The code was fine as you wrote it. I pulled out a factor in the covariance and added offsets and multipliers to move the normal distributions back closer to standard normal on the unconstrained scale. And I used compound declare and define to shorten things.

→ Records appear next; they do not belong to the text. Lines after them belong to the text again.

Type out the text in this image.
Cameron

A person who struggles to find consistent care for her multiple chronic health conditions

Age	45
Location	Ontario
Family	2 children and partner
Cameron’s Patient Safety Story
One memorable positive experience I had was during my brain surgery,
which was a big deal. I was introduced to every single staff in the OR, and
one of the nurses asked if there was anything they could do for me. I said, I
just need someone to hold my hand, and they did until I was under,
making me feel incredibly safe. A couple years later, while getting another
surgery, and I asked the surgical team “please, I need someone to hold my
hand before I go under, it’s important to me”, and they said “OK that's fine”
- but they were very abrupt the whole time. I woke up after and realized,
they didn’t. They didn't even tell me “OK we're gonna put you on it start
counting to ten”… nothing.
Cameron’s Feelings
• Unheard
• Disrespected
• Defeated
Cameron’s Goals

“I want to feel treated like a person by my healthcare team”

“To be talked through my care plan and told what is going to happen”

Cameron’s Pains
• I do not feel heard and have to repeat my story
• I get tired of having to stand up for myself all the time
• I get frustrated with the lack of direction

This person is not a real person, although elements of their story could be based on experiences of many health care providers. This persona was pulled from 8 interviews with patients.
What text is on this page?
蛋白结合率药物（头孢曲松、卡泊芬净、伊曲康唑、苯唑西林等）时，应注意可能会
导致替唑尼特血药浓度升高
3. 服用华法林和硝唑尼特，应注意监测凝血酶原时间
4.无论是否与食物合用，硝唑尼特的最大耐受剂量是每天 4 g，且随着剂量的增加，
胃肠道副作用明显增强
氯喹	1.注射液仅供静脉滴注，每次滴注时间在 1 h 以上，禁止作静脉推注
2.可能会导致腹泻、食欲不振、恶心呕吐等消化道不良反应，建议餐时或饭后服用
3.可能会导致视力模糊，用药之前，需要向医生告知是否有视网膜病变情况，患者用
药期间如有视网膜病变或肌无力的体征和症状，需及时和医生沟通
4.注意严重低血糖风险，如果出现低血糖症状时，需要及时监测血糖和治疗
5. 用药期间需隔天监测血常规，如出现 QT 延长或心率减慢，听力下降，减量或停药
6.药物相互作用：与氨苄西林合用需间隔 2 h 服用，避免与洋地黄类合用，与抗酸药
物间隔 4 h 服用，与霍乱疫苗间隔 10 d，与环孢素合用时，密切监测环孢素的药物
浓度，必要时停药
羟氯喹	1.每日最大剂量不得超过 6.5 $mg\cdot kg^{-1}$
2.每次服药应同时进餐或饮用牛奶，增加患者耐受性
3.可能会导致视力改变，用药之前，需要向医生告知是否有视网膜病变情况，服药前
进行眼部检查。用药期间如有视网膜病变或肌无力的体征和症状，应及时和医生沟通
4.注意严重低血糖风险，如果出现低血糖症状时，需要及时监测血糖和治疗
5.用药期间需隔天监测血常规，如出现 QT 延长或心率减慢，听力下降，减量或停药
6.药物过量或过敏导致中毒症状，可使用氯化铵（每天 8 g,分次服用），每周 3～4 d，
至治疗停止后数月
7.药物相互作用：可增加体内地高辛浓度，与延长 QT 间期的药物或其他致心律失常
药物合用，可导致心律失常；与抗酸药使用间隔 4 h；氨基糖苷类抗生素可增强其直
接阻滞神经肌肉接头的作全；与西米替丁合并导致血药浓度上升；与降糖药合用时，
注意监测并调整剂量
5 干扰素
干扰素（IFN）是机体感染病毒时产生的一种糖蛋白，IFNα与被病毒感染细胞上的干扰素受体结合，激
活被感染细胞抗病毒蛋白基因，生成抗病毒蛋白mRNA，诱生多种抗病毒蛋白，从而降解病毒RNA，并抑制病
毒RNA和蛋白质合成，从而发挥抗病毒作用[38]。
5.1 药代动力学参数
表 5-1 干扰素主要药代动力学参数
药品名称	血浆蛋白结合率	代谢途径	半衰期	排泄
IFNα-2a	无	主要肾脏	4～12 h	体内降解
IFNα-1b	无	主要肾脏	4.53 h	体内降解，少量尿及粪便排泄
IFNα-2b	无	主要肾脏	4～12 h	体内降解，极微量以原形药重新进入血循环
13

I would’ve added the constraint cov_matrix
to phyvcv
but I didn’t have the patience to work out whether it’s required to be symmetric positive definite in order for the result to be—if you add enough to the diagonal, anything’s positive semi-definite.
data {
int<lower=0> n;
int<lower=0> s;
vector[n] x;
vector[n] y;
matrix[s, s] phyvcv;
}
transformed data {
vector[n] zero_vec = rep_vector(0, n);
}
parameters {
real b0;
real<offset=0.5, multiplier=0.5> b1;
real sigma_x;
real sigma_y;
real<offset=3, multiplier=0.2> logit_lambda_x;
real<multiplier=0.2> logit_lambda_y;
}
transformed parameters {
real<lower=0, upper=1> lambda_x = inv_logit(logit_lambda_x);
real<lower=0, upper=1> lambda_y = inv_logit(logit_lambda_y);
}
model {
b0 ~ std_normal();
b1 ~ normal(0.5, 0.5);
sigma_x ~ exponential(1);
sigma_y ~ exponential(1);
logit_lambda_x ~ normal(3, 0.2);
logit_lambda_y ~ normal(0, 0.2);
matrix[s, s] vcv_x
= sigma_x^2 * add_diag(lambda_x * phyvcv, 1 - lambda_x);
matrix[s, s] vcv_y
= sigma_y^2 * add_diag(lambda_y * phyvcv, 1 - lambda_y);
x ~ multi_normal(zero_vec, vcv_x);
y ~ multi_normal(b0 + b1 * x, vcv_y);
}
A way you could make this faster is to parameterize the covariance matrix as a Cholesky factor. The multiplication is easy, but I’m not sure how to do the equivalent of add_diag
.
For simplicity, I’d be inclined to just define lambda_x
and lambda_y
as parameters and give them beta priors that closely mimic your normal(3, 0.2)
and normal(0, 0.2)
, both of which are unimodal once transformed with inverse logit.